長さが常に9文字でなければならない変数があります。
PEPTIDE_SEQ="AAAAAAAAA"
その後、長さ変数を作成しました。
len=9
私が望むのは、PEPTIDE_SEQで始まり、次のファイルチャンクとして出力することです。
AAAAAAAAA
CAAAAAAAA
DAAAAAAAA
EAAAAAAAA
FAAAAAAAA
GAAAAAAAA
HAAAAAAAA
IAAAAAAAA
KAAAAAAAA
LAAAAAAAA
MAAAAAAAA
NAAAAAAAA
PAAAAAAAA
QAAAAAAAA
RAAAAAAAA
SAAAAAAAA
TAAAAAAAA
VAAAAAAAA
WAAAAAAAA
YAAAAAAAA
B、J、O、U、X、Z文字を除いて、このコードを使用すると、PEPTIDE変数のみを繰り返しファイルに出力できます。
while [ $i -le 20 ]
do
printf '%*s\n' "$len" | tr ' ' "$PEPTIDE_SEQ" >> demo.txt
i=$(( i+1 )) # increments $i
done
sedまたはawkを使用してこのコードブロックをどのようにシミュレートできますか?その後、別のコードブロックを作成しますが、今回は2番目の文字を置き換え、3番目のコードブロックに対してループを繰り返し、3番目の文字を置き換えるように続けます。
答え1
そしてbash
:
#!/bin/bash
pep="AAAAAAAA"
pos=1
while [ "$pos" -le "${#pep}" ]; do
for aa in A C D E F G H I K L M N P Q R S T V W X Y
do
printf '%s%s%s\n' "${pep:0:pos-1}" "$aa" "${pep:pos}"
done
pos=$(( pos + 1 ))
done
外側のループはwhile
所与のペプチド配列の位置を通過し、各位置について有効なアミノ酸コードがその位置のペプチドに1つずつ入力される(これは、関連位置までペプチド部分の部分文字列拡張を使用する。その後、ペプチドの尾端に別の部分文字列拡張が行われる。
答え2
あなたの仕様は明確ではありません。どのくらい行くのでしょうか?
awk -vPS="$PEPTIDE_SEQ" -vLEN=$len -vXCLI="B,J,O,U,X,Z" '
BEGIN {PS = substr (PS, 2)
for (n=split (XCLI, T, ","); n; n--) XCL[T[n]]

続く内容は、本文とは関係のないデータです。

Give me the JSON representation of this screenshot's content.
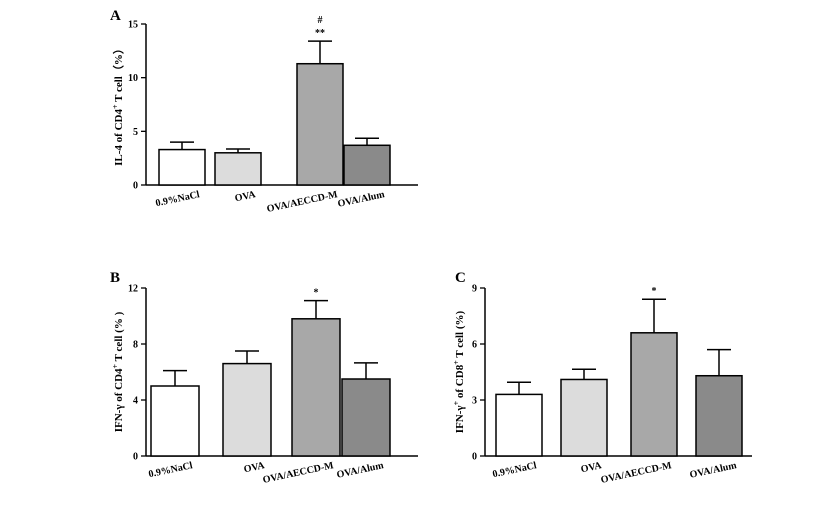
{
  "chart_data": [
    {
      "type": "bar",
      "panel": "A",
      "ylabel": "IL-4 of CD4+ T cell（%）",
      "ylabel_parts": [
        "IL-4 of CD4",
        "+",
        " T cell（%）"
      ],
      "categories": [
        "0.9%NaCl",
        "OVA",
        "OVA/AECCD-M",
        "OVA/Alum"
      ],
      "values": [
        3.3,
        3.0,
        11.3,
        3.7
      ],
      "errors": [
        0.7,
        0.35,
        2.1,
        0.65
      ],
      "colors": [
        "#ffffff",
        "#dcdcdc",
        "#a8a8a8",
        "#8a8a8a"
      ],
      "annotations": [
        "",
        "",
        "#\n**",
        ""
      ],
      "yticks": [
        0,
        5,
        10,
        15
      ],
      "ylim": [
        0,
        15
      ]
    },
    {
      "type": "bar",
      "panel": "B",
      "ylabel": "IFN-γ of CD4+ T cell (%)",
      "ylabel_parts": [
        "IFN-γ of CD4",
        "+",
        " T cell (% )"
      ],
      "categories": [
        "0.9%NaCl",
        "OVA",
        "OVA/AECCD-M",
        "OVA/Alum"
      ],
      "values": [
        5.0,
        6.6,
        9.8,
        5.5
      ],
      "errors": [
        1.1,
        0.9,
        1.3,
        1.15
      ],
      "colors": [
        "#ffffff",
        "#dcdcdc",
        "#a8a8a8",
        "#8a8a8a"
      ],
      "annotations": [
        "",
        "",
        "*",
        ""
      ],
      "yticks": [
        0,
        4,
        8,
        12
      ],
      "ylim": [
        0,
        12
      ]
    },
    {
      "type": "bar",
      "panel": "C",
      "ylabel": "IFN-γ+ of CD8+ T cell (%)",
      "ylabel_parts": [
        "IFN-γ",
        "+",
        " of CD8",
        "+",
        " T cell (%)"
      ],
      "categories": [
        "0.9%NaCl",
        "OVA",
        "OVA/AECCD-M",
        "OVA/Alum"
      ],
      "values": [
        3.3,
        4.1,
        6.6,
        4.3
      ],
      "errors": [
        0.65,
        0.55,
        1.8,
        1.4
      ],
      "colors": [
        "#ffffff",
        "#dcdcdc",
        "#a8a8a8",
        "#8a8a8a"
      ],
      "annotations": [
        "",
        "",
        "*",
        ""
      ],
      "yticks": [
        0,
        3,
        6,
        9
      ],
      "ylim": [
        0,
        9
      ]
    }
  ]
}
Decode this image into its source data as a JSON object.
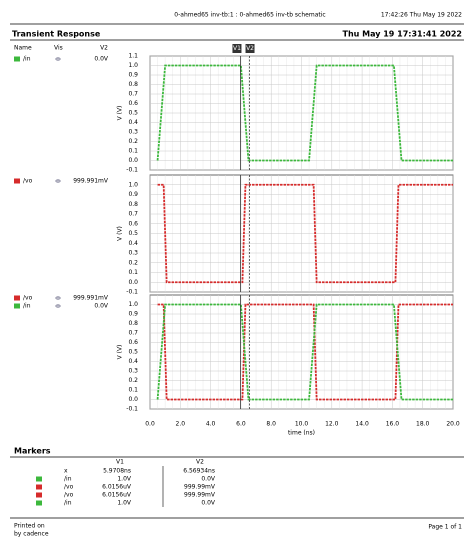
{
  "header": {
    "session": "0-ahmed65 inv-tb:1 : 0-ahmed65 inv-tb schematic",
    "printed": "17:42:26  Thu May 19 2022",
    "title": "Transient Response",
    "date": "Thu May 19 17:31:41 2022",
    "columns": [
      "Name",
      "Vis",
      "V2"
    ]
  },
  "cursors": [
    {
      "label": "V1",
      "x": 5.9708
    },
    {
      "label": "V2",
      "x": 6.56934
    }
  ],
  "chart_data": [
    {
      "type": "line",
      "ylabel": "V (V)",
      "xlim": [
        0,
        20
      ],
      "ylim": [
        -0.1,
        1.1
      ],
      "yticks": [
        -0.1,
        {
          "value": 0,
          "label": "0.0"
        },
        0.1,
        0.2,
        0.3,
        0.4,
        0.5,
        0.6,
        0.7,
        0.8,
        0.9,
        {
          "value": 1,
          "label": "1.0"
        },
        1.1
      ],
      "series": [
        {
          "name": "/in",
          "color": "#3cb83c",
          "cursor_value": "0.0V",
          "x": [
            0.5,
            1.0,
            6.0,
            6.5,
            10.5,
            11.0,
            16.1,
            16.6,
            20
          ],
          "values": [
            0,
            1,
            1,
            0,
            0,
            1,
            1,
            0,
            0
          ]
        }
      ]
    },
    {
      "type": "line",
      "ylabel": "V (V)",
      "xlim": [
        0,
        20
      ],
      "ylim": [
        -0.1,
        1.1
      ],
      "yticks": [
        -0.1,
        {
          "value": 0,
          "label": "0.0"
        },
        0.1,
        0.2,
        0.3,
        0.4,
        0.5,
        0.6,
        0.7,
        0.8,
        0.9,
        {
          "value": 1,
          "label": "1.0"
        }
      ],
      "series": [
        {
          "name": "/vo",
          "color": "#d62b2b",
          "cursor_value": "999.991mV",
          "x": [
            0.5,
            0.9,
            1.1,
            6.1,
            6.3,
            10.8,
            11.0,
            16.2,
            16.4,
            20
          ],
          "values": [
            1,
            1,
            0,
            0,
            1,
            1,
            0,
            0,
            1,
            1
          ]
        }
      ]
    },
    {
      "type": "line",
      "ylabel": "V (V)",
      "xlabel": "time (ns)",
      "xlim": [
        0,
        20
      ],
      "ylim": [
        -0.1,
        1.1
      ],
      "xticks": [
        {
          "value": 0,
          "label": "0.0"
        },
        {
          "value": 2,
          "label": "2.0"
        },
        {
          "value": 4,
          "label": "4.0"
        },
        {
          "value": 6,
          "label": "6.0"
        },
        {
          "value": 8,
          "label": "8.0"
        },
        {
          "value": 10,
          "label": "10.0"
        },
        {
          "value": 12,
          "label": "12.0"
        },
        {
          "value": 14,
          "label": "14.0"
        },
        {
          "value": 16,
          "label": "16.0"
        },
        {
          "value": 18,
          "label": "18.0"
        },
        {
          "value": 20,
          "label": "20.0"
        }
      ],
      "yticks": [
        -0.1,
        {
          "value": 0,
          "label": "0.0"
        },
        0.1,
        0.2,
        0.3,
        0.4,
        0.5,
        0.6,
        0.7,
        0.8,
        0.9,
        {
          "value": 1,
          "label": "1.0"
        }
      ],
      "series": [
        {
          "name": "/vo",
          "color": "#d62b2b",
          "cursor_value": "999.991mV",
          "x": [
            0.5,
            0.9,
            1.1,
            6.1,
            6.3,
            10.8,
            11.0,
            16.2,
            16.4,
            20
          ],
          "values": [
            1,
            1,
            0,
            0,
            1,
            1,
            0,
            0,
            1,
            1
          ]
        },
        {
          "name": "/in",
          "color": "#3cb83c",
          "cursor_value": "0.0V",
          "x": [
            0.5,
            1.0,
            6.0,
            6.5,
            10.5,
            11.0,
            16.1,
            16.6,
            20
          ],
          "values": [
            0,
            1,
            1,
            0,
            0,
            1,
            1,
            0,
            0
          ]
        }
      ]
    }
  ],
  "markers": {
    "title": "Markers",
    "columns": [
      "V1",
      "V2"
    ],
    "rows": [
      {
        "name": "x",
        "v1": "5.9708ns",
        "v2": "6.56934ns"
      },
      {
        "name": "/in",
        "color": "#3cb83c",
        "v1": "1.0V",
        "v2": "0.0V"
      },
      {
        "name": "/vo",
        "color": "#d62b2b",
        "v1": "6.0156uV",
        "v2": "999.99mV"
      },
      {
        "name": "/vo",
        "color": "#d62b2b",
        "v1": "6.0156uV",
        "v2": "999.99mV"
      },
      {
        "name": "/in",
        "color": "#3cb83c",
        "v1": "1.0V",
        "v2": "0.0V"
      }
    ]
  },
  "footer": {
    "printed_on": "Printed on",
    "by": "by cadence",
    "page": "Page 1 of 1"
  }
}
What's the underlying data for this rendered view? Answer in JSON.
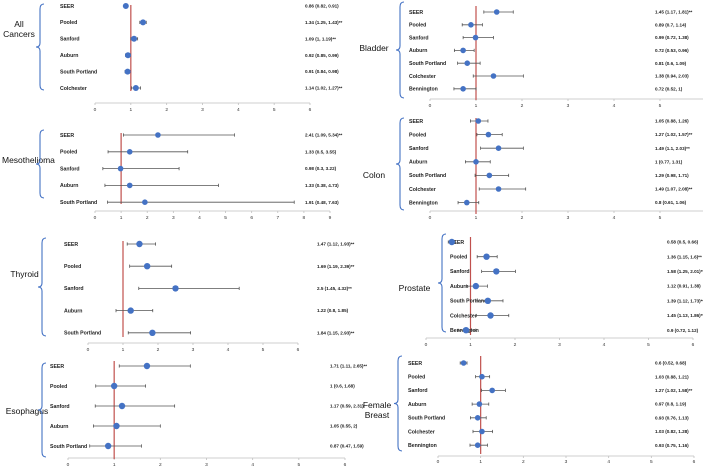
{
  "chart_data": [
    {
      "type": "forest",
      "title": "All Cancers",
      "xlim": [
        0,
        6
      ],
      "xticks": [
        0,
        1,
        2,
        3,
        4,
        5,
        6
      ],
      "reference_line": 1,
      "rows": [
        {
          "label": "SEER",
          "estimate": 0.86,
          "lower": 0.82,
          "upper": 0.91,
          "ci_text": "0.86 (0.82, 0.91)"
        },
        {
          "label": "Pooled",
          "estimate": 1.34,
          "lower": 1.25,
          "upper": 1.43,
          "ci_text": "1.34 (1.25, 1.43)**"
        },
        {
          "label": "Sanford",
          "estimate": 1.09,
          "lower": 1.0,
          "upper": 1.19,
          "ci_text": "1.09 (1, 1.19)**"
        },
        {
          "label": "Auburn",
          "estimate": 0.92,
          "lower": 0.85,
          "upper": 0.99,
          "ci_text": "0.92 (0.85, 0.99)"
        },
        {
          "label": "South Portland",
          "estimate": 0.91,
          "lower": 0.84,
          "upper": 0.98,
          "ci_text": "0.91 (0.84, 0.98)"
        },
        {
          "label": "Colchester",
          "estimate": 1.14,
          "lower": 1.02,
          "upper": 1.27,
          "ci_text": "1.14 (1.02, 1.27)**"
        }
      ]
    },
    {
      "type": "forest",
      "title": "Bladder",
      "xlim": [
        0,
        6
      ],
      "xticks": [
        0,
        1,
        2,
        3,
        4,
        5,
        6
      ],
      "reference_line": 1,
      "rows": [
        {
          "label": "SEER",
          "estimate": 1.45,
          "lower": 1.17,
          "upper": 1.81,
          "ci_text": "1.45 (1.17, 1.81)**"
        },
        {
          "label": "Pooled",
          "estimate": 0.89,
          "lower": 0.7,
          "upper": 1.14,
          "ci_text": "0.89 (0.7, 1.14)"
        },
        {
          "label": "Sanford",
          "estimate": 0.99,
          "lower": 0.72,
          "upper": 1.38,
          "ci_text": "0.99 (0.72, 1.38)"
        },
        {
          "label": "Auburn",
          "estimate": 0.72,
          "lower": 0.53,
          "upper": 0.96,
          "ci_text": "0.72 (0.53, 0.96)"
        },
        {
          "label": "South Portland",
          "estimate": 0.81,
          "lower": 0.6,
          "upper": 1.09,
          "ci_text": "0.81 (0.6, 1.09)"
        },
        {
          "label": "Colchester",
          "estimate": 1.38,
          "lower": 0.94,
          "upper": 2.03,
          "ci_text": "1.38 (0.94, 2.03)"
        },
        {
          "label": "Bennington",
          "estimate": 0.72,
          "lower": 0.52,
          "upper": 1.0,
          "ci_text": "0.72 (0.52, 1)"
        }
      ]
    },
    {
      "type": "forest",
      "title": "Mesothelioma",
      "xlim": [
        0,
        9
      ],
      "xticks": [
        0,
        1,
        2,
        3,
        4,
        5,
        6,
        7,
        8,
        9
      ],
      "reference_line": 1,
      "rows": [
        {
          "label": "SEER",
          "estimate": 2.41,
          "lower": 1.09,
          "upper": 5.34,
          "ci_text": "2.41 (1.09, 5.34)**"
        },
        {
          "label": "Pooled",
          "estimate": 1.33,
          "lower": 0.5,
          "upper": 3.55,
          "ci_text": "1.33 (0.5, 3.55)"
        },
        {
          "label": "Sanford",
          "estimate": 0.98,
          "lower": 0.3,
          "upper": 3.22,
          "ci_text": "0.98 (0.3, 3.22)"
        },
        {
          "label": "Auburn",
          "estimate": 1.33,
          "lower": 0.38,
          "upper": 4.73,
          "ci_text": "1.33 (0.38, 4.73)"
        },
        {
          "label": "South Portland",
          "estimate": 1.91,
          "lower": 0.48,
          "upper": 7.63,
          "ci_text": "1.91 (0.48, 7.63)"
        }
      ]
    },
    {
      "type": "forest",
      "title": "Colon",
      "xlim": [
        0,
        6
      ],
      "xticks": [
        0,
        1,
        2,
        3,
        4,
        5,
        6
      ],
      "reference_line": 1,
      "rows": [
        {
          "label": "SEER",
          "estimate": 1.05,
          "lower": 0.88,
          "upper": 1.26,
          "ci_text": "1.05 (0.88, 1.26)"
        },
        {
          "label": "Pooled",
          "estimate": 1.27,
          "lower": 1.02,
          "upper": 1.57,
          "ci_text": "1.27 (1.02, 1.57)**"
        },
        {
          "label": "Sanford",
          "estimate": 1.49,
          "lower": 1.1,
          "upper": 2.03,
          "ci_text": "1.49 (1.1, 2.03)**"
        },
        {
          "label": "Auburn",
          "estimate": 1.0,
          "lower": 0.77,
          "upper": 1.31,
          "ci_text": "1 (0.77, 1.31)"
        },
        {
          "label": "South Portland",
          "estimate": 1.29,
          "lower": 0.98,
          "upper": 1.71,
          "ci_text": "1.29 (0.98, 1.71)"
        },
        {
          "label": "Colchester",
          "estimate": 1.49,
          "lower": 1.07,
          "upper": 2.08,
          "ci_text": "1.49 (1.07, 2.08)**"
        },
        {
          "label": "Bennington",
          "estimate": 0.8,
          "lower": 0.61,
          "upper": 1.06,
          "ci_text": "0.8 (0.61, 1.06)"
        }
      ]
    },
    {
      "type": "forest",
      "title": "Thyroid",
      "xlim": [
        0,
        6
      ],
      "xticks": [
        0,
        1,
        2,
        3,
        4,
        5,
        6
      ],
      "reference_line": 1,
      "rows": [
        {
          "label": "SEER",
          "estimate": 1.47,
          "lower": 1.12,
          "upper": 1.93,
          "ci_text": "1.47 (1.12, 1.93)**"
        },
        {
          "label": "Pooled",
          "estimate": 1.69,
          "lower": 1.19,
          "upper": 2.39,
          "ci_text": "1.69 (1.19, 2.39)**"
        },
        {
          "label": "Sanford",
          "estimate": 2.5,
          "lower": 1.45,
          "upper": 4.32,
          "ci_text": "2.5 (1.45, 4.32)**"
        },
        {
          "label": "Auburn",
          "estimate": 1.22,
          "lower": 0.8,
          "upper": 1.85,
          "ci_text": "1.22 (0.8, 1.85)"
        },
        {
          "label": "South Portland",
          "estimate": 1.84,
          "lower": 1.15,
          "upper": 2.93,
          "ci_text": "1.84 (1.15, 2.93)**"
        }
      ]
    },
    {
      "type": "forest",
      "title": "Prostate",
      "xlim": [
        0,
        6
      ],
      "xticks": [
        0,
        1,
        2,
        3,
        4,
        5,
        6
      ],
      "reference_line": 1,
      "rows": [
        {
          "label": "SEER",
          "estimate": 0.58,
          "lower": 0.5,
          "upper": 0.66,
          "ci_text": "0.58 (0.5, 0.66)"
        },
        {
          "label": "Pooled",
          "estimate": 1.36,
          "lower": 1.15,
          "upper": 1.6,
          "ci_text": "1.36 (1.15, 1.6)**"
        },
        {
          "label": "Sanford",
          "estimate": 1.58,
          "lower": 1.25,
          "upper": 2.01,
          "ci_text": "1.58 (1.25, 2.01)**"
        },
        {
          "label": "Auburn",
          "estimate": 1.12,
          "lower": 0.91,
          "upper": 1.38,
          "ci_text": "1.12 (0.91, 1.38)"
        },
        {
          "label": "South Portland",
          "estimate": 1.39,
          "lower": 1.12,
          "upper": 1.73,
          "ci_text": "1.39 (1.12, 1.73)**"
        },
        {
          "label": "Colchester",
          "estimate": 1.45,
          "lower": 1.13,
          "upper": 1.86,
          "ci_text": "1.45 (1.13, 1.86)**"
        },
        {
          "label": "Bennington",
          "estimate": 0.9,
          "lower": 0.72,
          "upper": 1.12,
          "ci_text": "0.9 (0.72, 1.12)"
        }
      ]
    },
    {
      "type": "forest",
      "title": "Esophagus",
      "xlim": [
        0,
        6
      ],
      "xticks": [
        0,
        1,
        2,
        3,
        4,
        5,
        6
      ],
      "reference_line": 1,
      "rows": [
        {
          "label": "SEER",
          "estimate": 1.71,
          "lower": 1.11,
          "upper": 2.65,
          "ci_text": "1.71 (1.11, 2.65)**"
        },
        {
          "label": "Pooled",
          "estimate": 1.0,
          "lower": 0.6,
          "upper": 1.68,
          "ci_text": "1 (0.6, 1.68)"
        },
        {
          "label": "Sanford",
          "estimate": 1.17,
          "lower": 0.59,
          "upper": 2.31,
          "ci_text": "1.17 (0.59, 2.31)"
        },
        {
          "label": "Auburn",
          "estimate": 1.05,
          "lower": 0.55,
          "upper": 2.0,
          "ci_text": "1.05 (0.55, 2)"
        },
        {
          "label": "South Portland",
          "estimate": 0.87,
          "lower": 0.47,
          "upper": 1.59,
          "ci_text": "0.87 (0.47, 1.59)"
        }
      ]
    },
    {
      "type": "forest",
      "title": "Female Breast",
      "xlim": [
        0,
        6
      ],
      "xticks": [
        0,
        1,
        2,
        3,
        4,
        5,
        6
      ],
      "reference_line": 1,
      "rows": [
        {
          "label": "SEER",
          "estimate": 0.6,
          "lower": 0.52,
          "upper": 0.68,
          "ci_text": "0.6 (0.52, 0.68)"
        },
        {
          "label": "Pooled",
          "estimate": 1.03,
          "lower": 0.88,
          "upper": 1.21,
          "ci_text": "1.03 (0.88, 1.21)"
        },
        {
          "label": "Sanford",
          "estimate": 1.27,
          "lower": 1.02,
          "upper": 1.58,
          "ci_text": "1.27 (1.02, 1.58)**"
        },
        {
          "label": "Auburn",
          "estimate": 0.97,
          "lower": 0.8,
          "upper": 1.19,
          "ci_text": "0.97 (0.8, 1.19)"
        },
        {
          "label": "South Portland",
          "estimate": 0.93,
          "lower": 0.76,
          "upper": 1.13,
          "ci_text": "0.93 (0.76, 1.13)"
        },
        {
          "label": "Colchester",
          "estimate": 1.03,
          "lower": 0.82,
          "upper": 1.28,
          "ci_text": "1.03 (0.82, 1.28)"
        },
        {
          "label": "Bennington",
          "estimate": 0.93,
          "lower": 0.75,
          "upper": 1.16,
          "ci_text": "0.93 (0.75, 1.16)"
        }
      ]
    }
  ]
}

for (i=65; i<=90; i++) {C = sprintf ("%c", i)
if (!(C in XCL)) printf "%s%s ", C, PS
}
printf RS
}
'
AAAAAAAAA CAAAAAAAA DAAAAAAAA EAAAAAAAA FAAAAAAAA GAAAAAAAA HAAAAAAAA IAAAAAAAA KAAAAAAAA LAAAAAAAA MAAAAAAAA NAAAAAAAA PAAAAAAAA QAAAAAAAA RAAAAAAAA SAAAAAAAA TAAAAAAAA VAAAAAAAA WAAAAAAAA YAAAAAAAA
わかりますか?
編集する:あなたの意見を読んで、仕様をもう一度読んで見つけました。
awk -vPS="$PEPTIDE_SEQ" -vXCL="B,J,O,U,X,Z" '
BEGIN {for (i=65; i<=90; i++) if (!(index(XCL, S = sprintf ("%c", i)))) print C[++n] = S, n
for (i=1; i<=length(PS); i++) {for (j=1; j<=n; j++) print substr (PS, 1, i-1) C[j] substr (PS, i+1)
print ""
}
}
'
これはあなたの要件に合っていますか? 「不良」文字が欠落しているすべての「良好」文字ではなく、除外する文字を指定するだけです。